Le Zen, de l'utile et de l'agréable.
Le zen de l’utile et de l’agréable.
Je me souviens de cette période où j’ai découvert le zen. A l’époque j’étais à l’école de journalisme et mon camarade de classe, d’une nature moqueuse, me dira « de toute façon ça ne sert à rien »… Justement, c’était cela qui me plaisait.
L’époque est à l’utile. Ne sommes nous pas en train de nous transformer en « consommateurs ou vendeurs ». Beaucoup de nos relations sont à résonance de profits. Certains diront que c’est le capitalisme. Le temps, c’est de l’argent. Mais jusqu’où pouvons nous aller comme cela? Ne serions-nous pas en train de revivre ce qui nous a poussé vers les conflits de la seconde guerre mondiale? De plus en plus d’états européens adoptent une politique d’extrême droite. L’exclusion est monnaie courante. La soumission à l’argent roi n’est elle pas le prémices d’un regard sur nous même où nous acceptons de n’être que des objets utiles?

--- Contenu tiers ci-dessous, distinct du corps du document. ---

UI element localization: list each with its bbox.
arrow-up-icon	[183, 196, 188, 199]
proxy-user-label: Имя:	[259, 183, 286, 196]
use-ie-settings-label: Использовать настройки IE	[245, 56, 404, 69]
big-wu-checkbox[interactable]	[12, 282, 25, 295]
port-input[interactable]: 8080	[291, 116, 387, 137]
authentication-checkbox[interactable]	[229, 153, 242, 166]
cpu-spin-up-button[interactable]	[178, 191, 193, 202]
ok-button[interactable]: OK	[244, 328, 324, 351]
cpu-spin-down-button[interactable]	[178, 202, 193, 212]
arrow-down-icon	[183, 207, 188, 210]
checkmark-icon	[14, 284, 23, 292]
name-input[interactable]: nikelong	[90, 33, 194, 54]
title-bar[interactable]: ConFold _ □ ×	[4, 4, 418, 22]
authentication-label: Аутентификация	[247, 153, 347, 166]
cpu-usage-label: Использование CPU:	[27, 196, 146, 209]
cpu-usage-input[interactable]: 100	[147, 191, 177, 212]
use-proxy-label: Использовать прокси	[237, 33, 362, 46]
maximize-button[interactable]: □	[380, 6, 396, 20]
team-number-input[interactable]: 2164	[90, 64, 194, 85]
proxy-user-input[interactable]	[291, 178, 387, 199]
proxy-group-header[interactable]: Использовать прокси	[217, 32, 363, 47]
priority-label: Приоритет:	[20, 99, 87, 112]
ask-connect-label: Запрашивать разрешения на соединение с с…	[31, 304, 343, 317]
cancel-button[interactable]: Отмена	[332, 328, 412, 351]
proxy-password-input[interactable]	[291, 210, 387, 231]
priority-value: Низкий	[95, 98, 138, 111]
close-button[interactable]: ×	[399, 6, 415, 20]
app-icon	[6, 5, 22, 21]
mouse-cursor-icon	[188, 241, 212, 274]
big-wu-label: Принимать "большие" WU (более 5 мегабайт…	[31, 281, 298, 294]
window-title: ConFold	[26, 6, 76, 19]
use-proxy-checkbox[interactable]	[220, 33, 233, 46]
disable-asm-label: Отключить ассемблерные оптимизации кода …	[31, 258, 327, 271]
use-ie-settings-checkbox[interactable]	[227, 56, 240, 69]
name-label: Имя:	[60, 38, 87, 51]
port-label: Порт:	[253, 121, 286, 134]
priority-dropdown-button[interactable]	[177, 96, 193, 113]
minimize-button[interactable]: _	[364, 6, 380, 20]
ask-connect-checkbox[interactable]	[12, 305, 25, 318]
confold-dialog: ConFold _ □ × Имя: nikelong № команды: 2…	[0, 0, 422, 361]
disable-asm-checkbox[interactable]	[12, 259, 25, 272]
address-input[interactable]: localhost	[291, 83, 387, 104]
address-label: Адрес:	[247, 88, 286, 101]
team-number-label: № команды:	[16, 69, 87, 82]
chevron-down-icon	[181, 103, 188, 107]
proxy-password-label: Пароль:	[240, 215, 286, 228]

Changer notre regard, revenons au source de l’être.
Dans les années 30, découvrant la phénoménologie, Binswanger, psychiatre suisse, change de paradigme. Là où Freud observe l’être humain comme déterminé dans une dualité sujet-objet, Binswanger s’empare de la notion d’« être-au-monde » de Martin Heidegger, philosophe allemand. Il essaye une nouvelle méthode thérapeutique. A la fin des années 50, il la présente sous le nom de « Dasein analyse » inspirée d’Edmund Husserl, philosophe autrichien et de Martin Heidegger. « L’analyse existentielle ” consiste à décrire la structure de l’existence humaine en tant que telle sans jugement ni à priori.
Puis peu à peu, Binswanger s’écarte d’Heidegger. En effet pour Binswanger, l’humain est présence. Sa méthode considère l’Etre dans son existence, en s’intéressant à sa façon d’être au monde, dans sa spatialité, sa temporalité, son rapport au corps et avec les autres alors que pour Heidegger, « l’être au monde » au quotidien est préoccupation et soucis. Etre dans la moyenne, selon lui, c’est être au monde au sens du soucis quotidien. Toute relation au monde est organisé autour de cette préoccupation… mais le «ON» nous fait vivre rupture et angoisse. Binswanger, quant à lui, propose, au contraire, une forme première qui seule permettrait d’exister en tant qu’être humain, une forme non solitaire : la «nostrité», source et origine de la confiance en soi.
La pathologie, selon lui, serait une défaillance de cette première matrice fondamentale. Alors que pour Heidegger, autrui est vécu comme ce qu’il fait. Il n’est pas «autrui différent de moi». Autrui est dans mon monde. Je l’utilise sans me le représenter. L’Autre, peu différent de moi, m’amène à l’indifférence créant en moi un horizon de compréhension médiocre. Pour Binswanger, il y a autre chose que ce «on». Il y a le «NOUS» ou «NOSTRITE». Il écrit «la temporalité de l’être ensemble aimant ne se comprend pas comme préoccupation de l’être à porté de main.»
Alors que l’Autre dans la vision de Heidegger devient outils, (n’oublions pas qu’Heidegger adhéra au nationale socialisme en 1934) pour Binswanger, il y a une autre dimension : la confiance.
La confiance est fondatrice de sécurité. Elle permet une relation aimante à l’autre qui ne peut se laisser réduire à son utilisation à l’égal d’un objet.
L’amour doit donc s’opposer à la préoccupation quotidienne. «Les amants ne sont en soucis de rien» dira Binswanger. Cela fait que «être au monde» n’est pas une privation mais une plénitude d’être.
Le Zen, je le compris plus tard, développe une présence à soi. C’est inutile, heureusement, mais nécessaire voire vital. La sophrologie est le continuum de la phénoménologie et du Zen. Alfonso Caycédo s’en imprégna pour créer sa méthode. A chaque fin de séance nous réactivons la confiance, l’équilibre et l’espoir.
Alfonso Caycédo, dans son discourt de Récife de 1977, offre un objectif à la sophrologie prophylactique : lutter contre les effets de la consommation de masse qui serait, selon lui, le pire fléaux que nous n’ayons jamais eu à supporter. A l’heure des soldes, cela peut nous faire réfléchir.